While on one hand, U.S. Attorney Carmen Ortiz was announcing at the Friday night press conference that the ‘public safety’ exemption would be invoked yet on the other offered the assurance that no immediate threat existed stating that "Tonight we feel a tremendous sense of gratitude and relief." "Tonight we can sleep a little bit easier.”
The Sunday morning news show Reliable Sources included a lengthy hashing out of numerous media missteps that occurred on the day of the manhunt  - misstatements that were understandable since the media were precluded by law enforcement from their role of providing the public with immediate, on-the-scene reporting.  During the early part of that day, CNN’s Chris Cuomo announced the unsettling news that the media had been asked to not ‘interfere’ with law enforcement efforts.  

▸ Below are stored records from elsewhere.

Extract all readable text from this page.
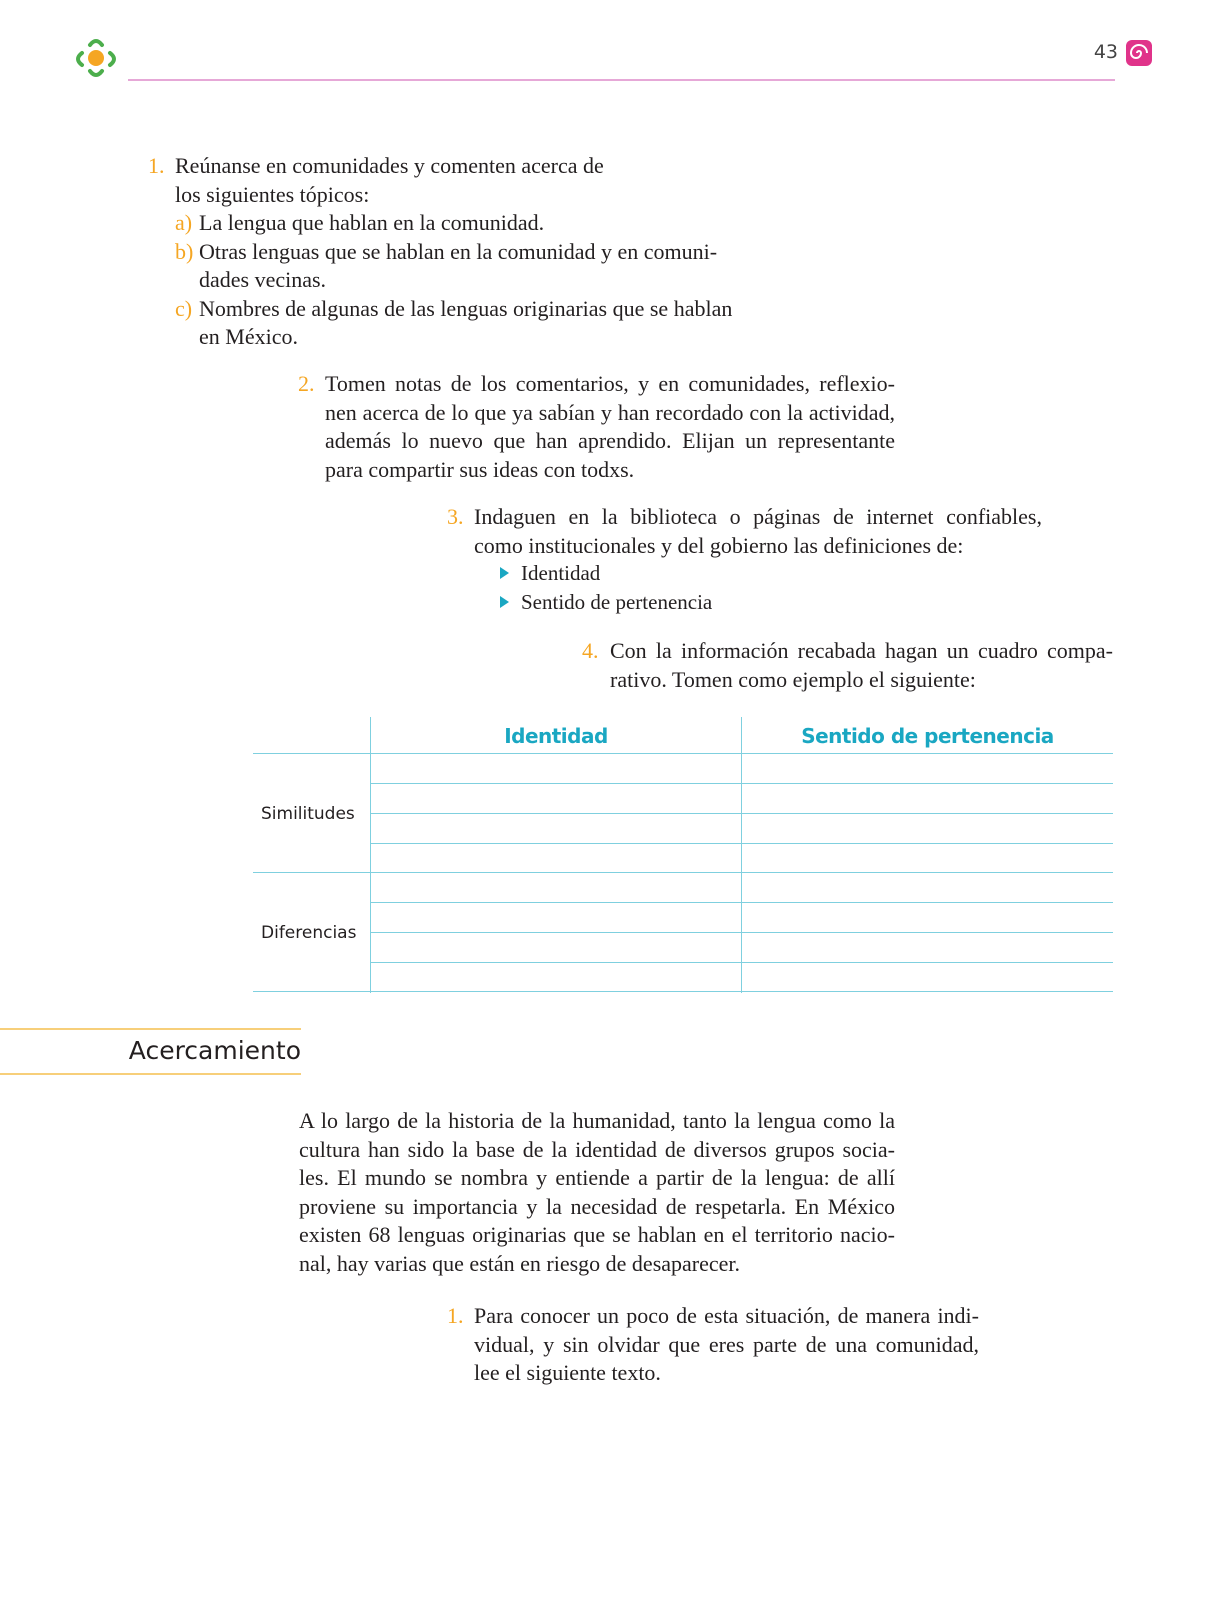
43
1. Reúnanse en comunidades y comenten acerca de
los siguientes tópicos:
a) La lengua que hablan en la comunidad.
b) Otras lenguas que se hablan en la comunidad y en comuni-
dades vecinas.
c) Nombres de algunas de las lenguas originarias que se hablan
en México.
2. Tomen notas de los comentarios, y en comunidades, reflexio-
nen acerca de lo que ya sabían y han recordado con la actividad,
además lo nuevo que han aprendido. Elijan un representante
para compartir sus ideas con todxs.
3. Indaguen en la biblioteca o páginas de internet confiables,
como institucionales y del gobierno las definiciones de:
Identidad
Sentido de pertenencia
4. Con la información recabada hagan un cuadro compa-
rativo. Tomen como ejemplo el siguiente:
Identidad	Sentido de pertenencia
Similitudes
Diferencias
Acercamiento
A lo largo de la historia de la humanidad, tanto la lengua como la
cultura han sido la base de la identidad de diversos grupos socia-
les. El mundo se nombra y entiende a partir de la lengua: de allí
proviene su importancia y la necesidad de respetarla. En México
existen 68 lenguas originarias que se hablan en el territorio nacio-
nal, hay varias que están en riesgo de desaparecer.
1. Para conocer un poco de esta situación, de manera indi-
vidual, y sin olvidar que eres parte de una comunidad,
lee el siguiente texto.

Viewers watched as reporters and photographers were pushed into a ‘safe zone’ out of the ‘line of fire” as the national networks filled time with an array of expert commentators.  Cuomo went on to inform the public that CNN was airing on a five second delay and would only broadcast feeds that ‘police are comfortable with.”  Presumably, Fox and NBC followed suit. The net effect of an almost total media blackout left reporters dependent on law enforcement for vital information, compromising the public’s right to know.   While the word censorship was never uttered, Cuomo explained that “we don’t know what we can’t control.’   Videos that have surfaced of the Thursday morning shootout and the capture of the suspect on Friday evening were taken by neighbors who live in the area. 
Part of the TV coverage on Friday included persistent questioning about why this heartbreaking tragedy had occurred, conjecture on the motive and whether the Tsarnaev brothers were lone wolves or part of a larger conspiracy.  One after another authority speculated about what could have radicalized either brother  - was it al qaeda, could it have been an inability to integrate into American society or perhaps they were just a couple of evil, wicked terrorists who hated America and certainly Tamerlan’s visit last year to Chechnya was proof-positive.  
Perhaps the most credible and informed commentator was Phillip Mudd, former Deputy Director of the CIA’s Office of Counterterrorism Analysis who responded to the Why question that “they believe the US is intervening in places where they shouldn’t be intervening, raping women and killing children.” Mudd  later suggested that the bombing was ‘very basic’ and that these are ‘not the guys I watched for twenty years.”  On Fareed Zakaria’s Global Public Square on Sunday, Mudd, now a senior research fellow with the Counterterrorism Initiative at the New America Foundation, said that the attack was more reminiscent of Columbine than al Qaeda since the brothers failed to obscure their faces, had no after-action plan and that he saw no evidence to hold Dzhokhar as an ‘enemy combatant.”

By Monday evening, after Defendant Tsarnaev was questioned by the FBI, he was informed of his Miranda right to remain silent, a Public Defender was appointed and it was announced that he will be prosecuted through the civil legal system.